Charlotte Wood's Animal People was a book which really impressed me so I was very excited to get my hands on an early advance copy of her new book, The Natural Way of Things.  This is a very different novel, but very very intelligent.  It is going to be a book that keeps me thinking for a long time and I cannot wait for it to be released into the big wild world.  I plan to do a proper review later in the week, but for now, suffice to say:  The Natural Way of Things is a novel about a group of women who wake up imprisoned in an abandoned shearing station somewhere in the middle of nowhere.  Their jailers are tightlipped about who has ordered their kidnapping or why, and as time wears on it becomes more and more clear that they may be toughing it out for a long time.  The girls gradually grow to realise that what connects them all to one another is that each one has been involved in a scandal with a powerful man.  The novel meditates on the politicisation of the female body and the culture of slut-shaming that we seem to be developing in Australia.  It is a novel which reduces things to an animal level and leaves the reader gasping as they realise nothing that happens is too far fetched to be happening right now without us knowing.

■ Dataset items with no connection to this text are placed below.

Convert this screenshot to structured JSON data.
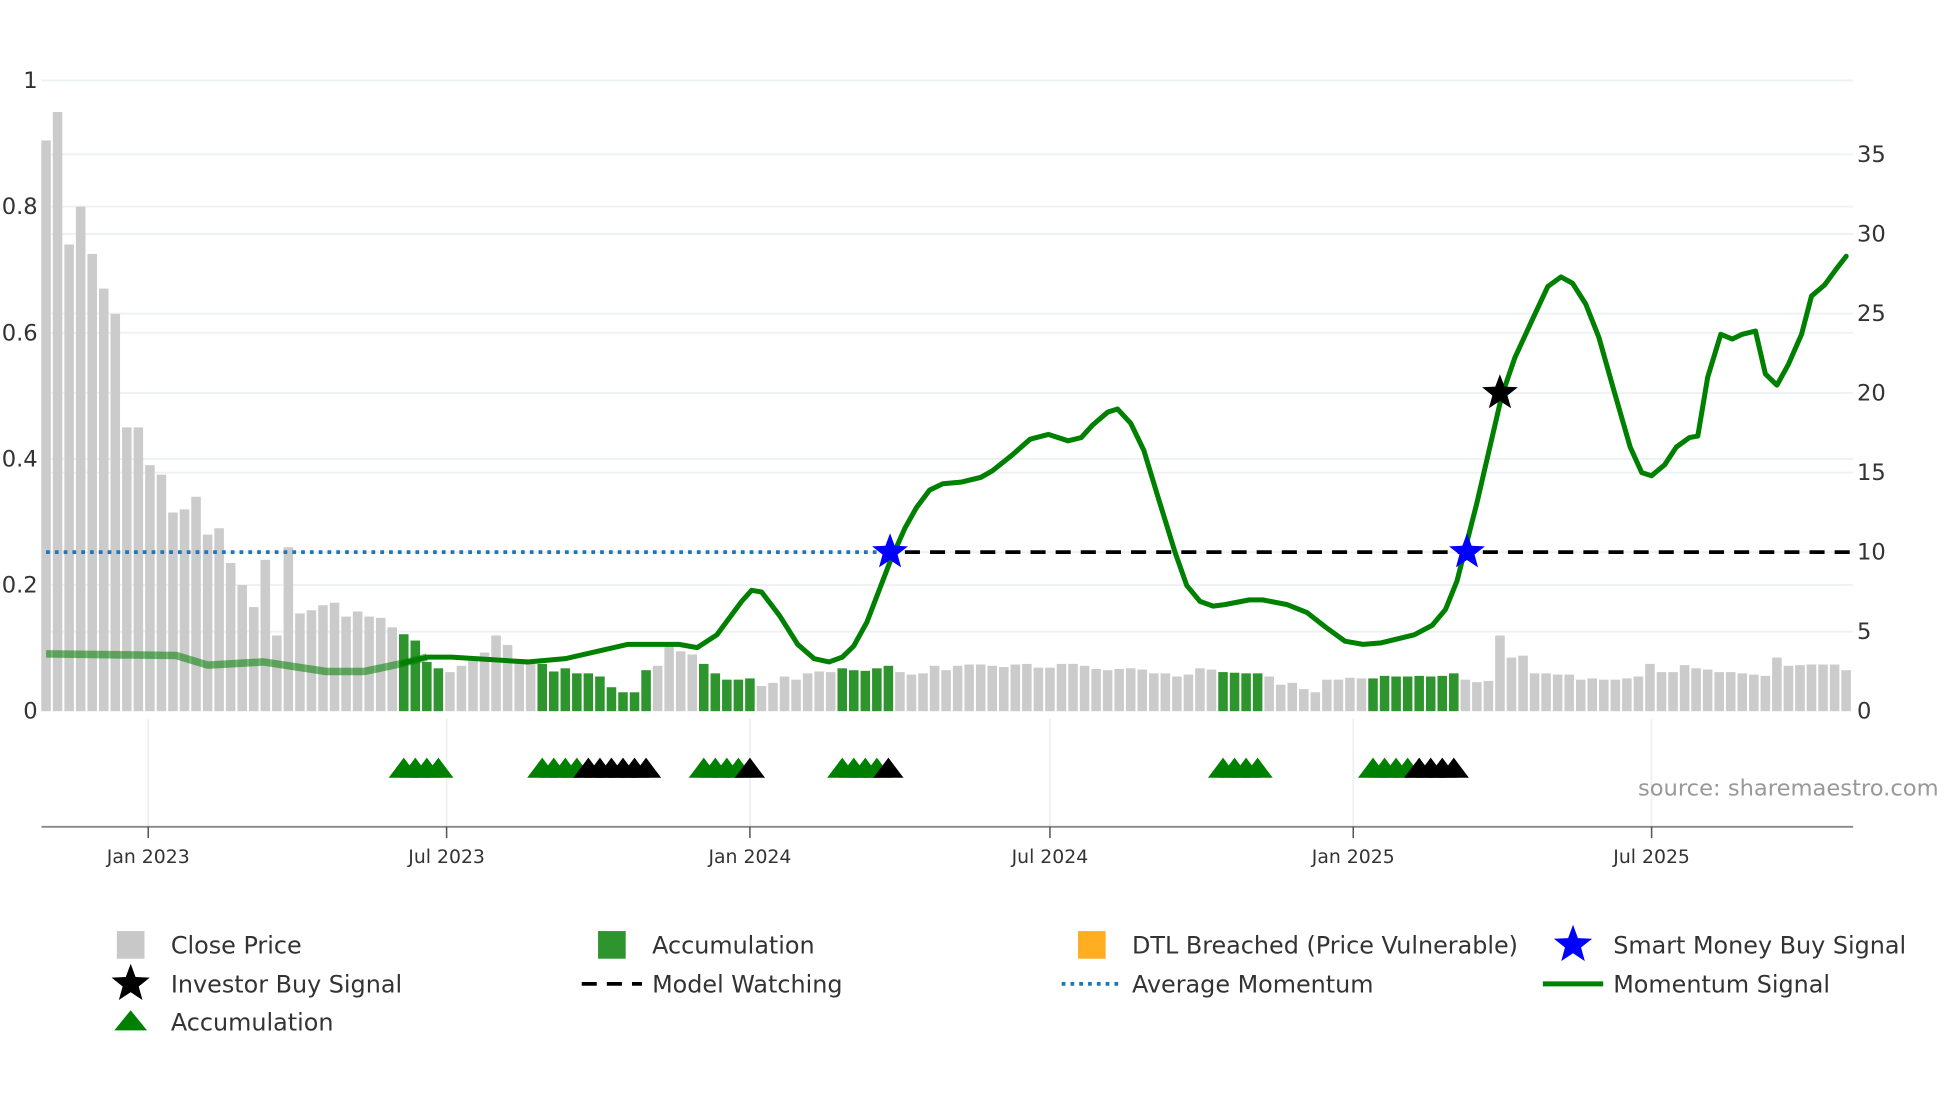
{
  "chart_data": {
    "type": "bar+line",
    "title": "",
    "colors": {
      "close_price": "#c8c8c8",
      "accumulation_bar": "#2e952e",
      "dtl_breached": "#ffad21",
      "smart_money": "#0000ff",
      "investor_buy": "#000000",
      "momentum": "#008000",
      "average_momentum": "#1f77b4",
      "model_watching": "#000000"
    },
    "left_axis": {
      "ylim": [
        0,
        1
      ],
      "ticks": [
        "0",
        "0.2",
        "0.4",
        "0.6",
        "0.8",
        "1"
      ],
      "tick_values": [
        0,
        0.2,
        0.4,
        0.6,
        0.8,
        1
      ]
    },
    "right_axis": {
      "ylim": [
        0,
        35
      ],
      "ticks": [
        "0",
        "5",
        "10",
        "15",
        "20",
        "25",
        "30",
        "35"
      ],
      "tick_values": [
        0,
        5,
        10,
        15,
        20,
        25,
        30,
        35
      ]
    },
    "x_axis": {
      "unit": "days since 2023-01-01",
      "ticks": [
        {
          "label": "Jan 2023",
          "day": 0
        },
        {
          "label": "Jul 2023",
          "day": 181
        },
        {
          "label": "Jan 2024",
          "day": 365
        },
        {
          "label": "Jul 2024",
          "day": 547
        },
        {
          "label": "Jan 2025",
          "day": 731
        },
        {
          "label": "Jul 2025",
          "day": 912
        }
      ],
      "range_days": [
        -66,
        1033
      ]
    },
    "bars": {
      "first_day": -62,
      "step_days": 7,
      "values": [
        0.905,
        0.95,
        0.74,
        0.8,
        0.725,
        0.67,
        0.63,
        0.45,
        0.45,
        0.39,
        0.375,
        0.315,
        0.32,
        0.34,
        0.28,
        0.29,
        0.235,
        0.2,
        0.165,
        0.24,
        0.12,
        0.26,
        0.155,
        0.16,
        0.168,
        0.172,
        0.15,
        0.158,
        0.15,
        0.148,
        0.133,
        0.122,
        0.112,
        0.078,
        0.068,
        0.062,
        0.072,
        0.085,
        0.093,
        0.12,
        0.105,
        0.08,
        0.075,
        0.075,
        0.063,
        0.068,
        0.06,
        0.06,
        0.055,
        0.038,
        0.03,
        0.03,
        0.065,
        0.072,
        0.105,
        0.095,
        0.09,
        0.075,
        0.06,
        0.05,
        0.05,
        0.052,
        0.04,
        0.045,
        0.055,
        0.05,
        0.06,
        0.063,
        0.062,
        0.068,
        0.065,
        0.064,
        0.068,
        0.072,
        0.062,
        0.058,
        0.06,
        0.072,
        0.065,
        0.072,
        0.074,
        0.074,
        0.072,
        0.07,
        0.074,
        0.075,
        0.069,
        0.069,
        0.075,
        0.075,
        0.072,
        0.067,
        0.065,
        0.067,
        0.068,
        0.066,
        0.06,
        0.06,
        0.055,
        0.058,
        0.068,
        0.066,
        0.062,
        0.061,
        0.06,
        0.06,
        0.055,
        0.042,
        0.045,
        0.035,
        0.03,
        0.05,
        0.05,
        0.053,
        0.052,
        0.052,
        0.056,
        0.055,
        0.055,
        0.056,
        0.055,
        0.056,
        0.06,
        0.05,
        0.046,
        0.048,
        0.12,
        0.085,
        0.088,
        0.06,
        0.06,
        0.058,
        0.058,
        0.05,
        0.052,
        0.05,
        0.05,
        0.052,
        0.055,
        0.075,
        0.062,
        0.062,
        0.073,
        0.068,
        0.066,
        0.062,
        0.062,
        0.06,
        0.058,
        0.056,
        0.085,
        0.072,
        0.073,
        0.074,
        0.074,
        0.074,
        0.065
      ],
      "accumulation_indices": [
        31,
        32,
        33,
        34,
        43,
        44,
        45,
        46,
        47,
        48,
        49,
        50,
        51,
        52,
        57,
        58,
        59,
        60,
        61,
        69,
        70,
        71,
        72,
        73,
        102,
        103,
        104,
        105,
        115,
        116,
        117,
        118,
        119,
        120,
        121,
        122
      ]
    },
    "momentum": {
      "faded_before_day": 160,
      "points": [
        [
          -62,
          3.6
        ],
        [
          17,
          3.5
        ],
        [
          36,
          2.9
        ],
        [
          70,
          3.1
        ],
        [
          108,
          2.5
        ],
        [
          131,
          2.5
        ],
        [
          154,
          3.0
        ],
        [
          169,
          3.4
        ],
        [
          184,
          3.4
        ],
        [
          230,
          3.1
        ],
        [
          253,
          3.3
        ],
        [
          291,
          4.2
        ],
        [
          322,
          4.2
        ],
        [
          333,
          4.0
        ],
        [
          345,
          4.8
        ],
        [
          360,
          6.9
        ],
        [
          366,
          7.6
        ],
        [
          372,
          7.5
        ],
        [
          383,
          6.0
        ],
        [
          394,
          4.2
        ],
        [
          404,
          3.3
        ],
        [
          413,
          3.1
        ],
        [
          421,
          3.4
        ],
        [
          428,
          4.1
        ],
        [
          436,
          5.6
        ],
        [
          450,
          9.4
        ],
        [
          459,
          11.5
        ],
        [
          466,
          12.8
        ],
        [
          474,
          13.9
        ],
        [
          482,
          14.3
        ],
        [
          493,
          14.4
        ],
        [
          505,
          14.7
        ],
        [
          512,
          15.1
        ],
        [
          524,
          16.1
        ],
        [
          535,
          17.1
        ],
        [
          546,
          17.4
        ],
        [
          558,
          17.0
        ],
        [
          566,
          17.2
        ],
        [
          573,
          18.0
        ],
        [
          582,
          18.8
        ],
        [
          588,
          19.0
        ],
        [
          596,
          18.1
        ],
        [
          604,
          16.4
        ],
        [
          613,
          13.3
        ],
        [
          623,
          9.95
        ],
        [
          630,
          7.9
        ],
        [
          638,
          6.9
        ],
        [
          646,
          6.6
        ],
        [
          653,
          6.7
        ],
        [
          668,
          7.0
        ],
        [
          676,
          7.0
        ],
        [
          691,
          6.7
        ],
        [
          703,
          6.2
        ],
        [
          714,
          5.3
        ],
        [
          726,
          4.4
        ],
        [
          737,
          4.2
        ],
        [
          748,
          4.3
        ],
        [
          768,
          4.8
        ],
        [
          779,
          5.4
        ],
        [
          787,
          6.4
        ],
        [
          794,
          8.2
        ],
        [
          806,
          13.1
        ],
        [
          821,
          19.8
        ],
        [
          829,
          22.2
        ],
        [
          840,
          24.7
        ],
        [
          849,
          26.7
        ],
        [
          857,
          27.3
        ],
        [
          864,
          26.9
        ],
        [
          872,
          25.6
        ],
        [
          880,
          23.5
        ],
        [
          889,
          20.2
        ],
        [
          899,
          16.6
        ],
        [
          906,
          15.0
        ],
        [
          912,
          14.8
        ],
        [
          920,
          15.5
        ],
        [
          927,
          16.6
        ],
        [
          935,
          17.2
        ],
        [
          940,
          17.3
        ],
        [
          946,
          21.0
        ],
        [
          954,
          23.7
        ],
        [
          961,
          23.4
        ],
        [
          967,
          23.7
        ],
        [
          975,
          23.9
        ],
        [
          981,
          21.2
        ],
        [
          988,
          20.5
        ],
        [
          995,
          21.8
        ],
        [
          1003,
          23.7
        ],
        [
          1009,
          26.1
        ],
        [
          1017,
          26.8
        ],
        [
          1024,
          27.8
        ],
        [
          1030,
          28.6
        ]
      ]
    },
    "average_momentum": {
      "value": 10,
      "from_day": -62,
      "to_day": 450
    },
    "model_watching": {
      "value": 10,
      "from_day": 459,
      "to_day": 1033
    },
    "smart_money_signals": [
      {
        "day": 450,
        "value": 10
      },
      {
        "day": 800,
        "value": 10
      }
    ],
    "investor_buy_signals": [
      {
        "day": 820,
        "value": 20
      }
    ],
    "triangle_markers": {
      "accumulation": [
        31,
        32,
        33,
        34,
        43,
        44,
        45,
        46,
        57,
        58,
        59,
        60,
        69,
        70,
        71,
        72,
        102,
        103,
        104,
        105,
        115,
        116,
        117,
        118
      ],
      "investor_buy": [
        47,
        48,
        49,
        50,
        51,
        52,
        61,
        73,
        119,
        120,
        121,
        122
      ]
    },
    "source": "source: sharemaestro.com",
    "legend": [
      {
        "label": "Close Price",
        "icon": "gray-square"
      },
      {
        "label": "Accumulation",
        "icon": "green-square"
      },
      {
        "label": "DTL Breached (Price Vulnerable)",
        "icon": "orange-square"
      },
      {
        "label": "Smart Money Buy Signal",
        "icon": "blue-star"
      },
      {
        "label": "Investor Buy Signal",
        "icon": "black-star"
      },
      {
        "label": "Model Watching",
        "icon": "black-dashed-line"
      },
      {
        "label": "Average Momentum",
        "icon": "blue-dotted-line"
      },
      {
        "label": "Momentum Signal",
        "icon": "green-line"
      },
      {
        "label": "Accumulation",
        "icon": "green-triangle"
      }
    ]
  }
}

Church of Marvels by Leslie Parry

This is yet another circus novel, in the tradition of The Night Circus, which I loved.  I have been putting off reading it for a while because I very recently read The Gracekeepers and I do not want to get circus fatigue!  This novel uses the historical perspective to gently tease out the implications of circus freakshows, revealing the inhabitants of many of these shows to be people born with disabilities and other minority groups.  There are many surprise revelations in this book and I do not want to give them away by talking too much, so I will just say that I found the topic of the book refreshing, if sometimes a little underdeveloped, and always sensitive.  It's hard to be the first to talk about topics which have been taboo, so this was a great book.

Only Ever Yours by Louise O'Neill

You've probably heard a lot about this book if you're on Twitter (and if you're not following Louise O'Neill, you really should be) because the author has a new book coming out this month.  This novel has been described as Mean Girls meets The Handmaid's Tale and I would have to say that is very accurate.  It's about a future of our society when population growth and environmental instability have lead to the world living in elite clusters.  People have altered their bodies so that it is only possible to give birth to sons, and there are ten young men in every cohort who are so important that science has developed the 'Eves', genetically manufactured perfect women who spend their childhoods in a special school where they learn to be perfect wives for these young men.  There are three times as many young women as there are young men, and those Eves who are not chosen become Concubines (for the sexual gratification of these men deemed inappropriate for Wives) or Chastities, a smaller group who look after the new Eves.  This book is subtle in its subversive themes and at first it seems like just another teen novel about bullying and bulimia.  But through the final year of school for frieda and isabel, as the girls begin to question the system, we see a horrifying process at work.  (The girls' names are never capitalised, as girls are not important.)  O'Neill is not afraid to pull any punches, and this book was a binge read I could not put down.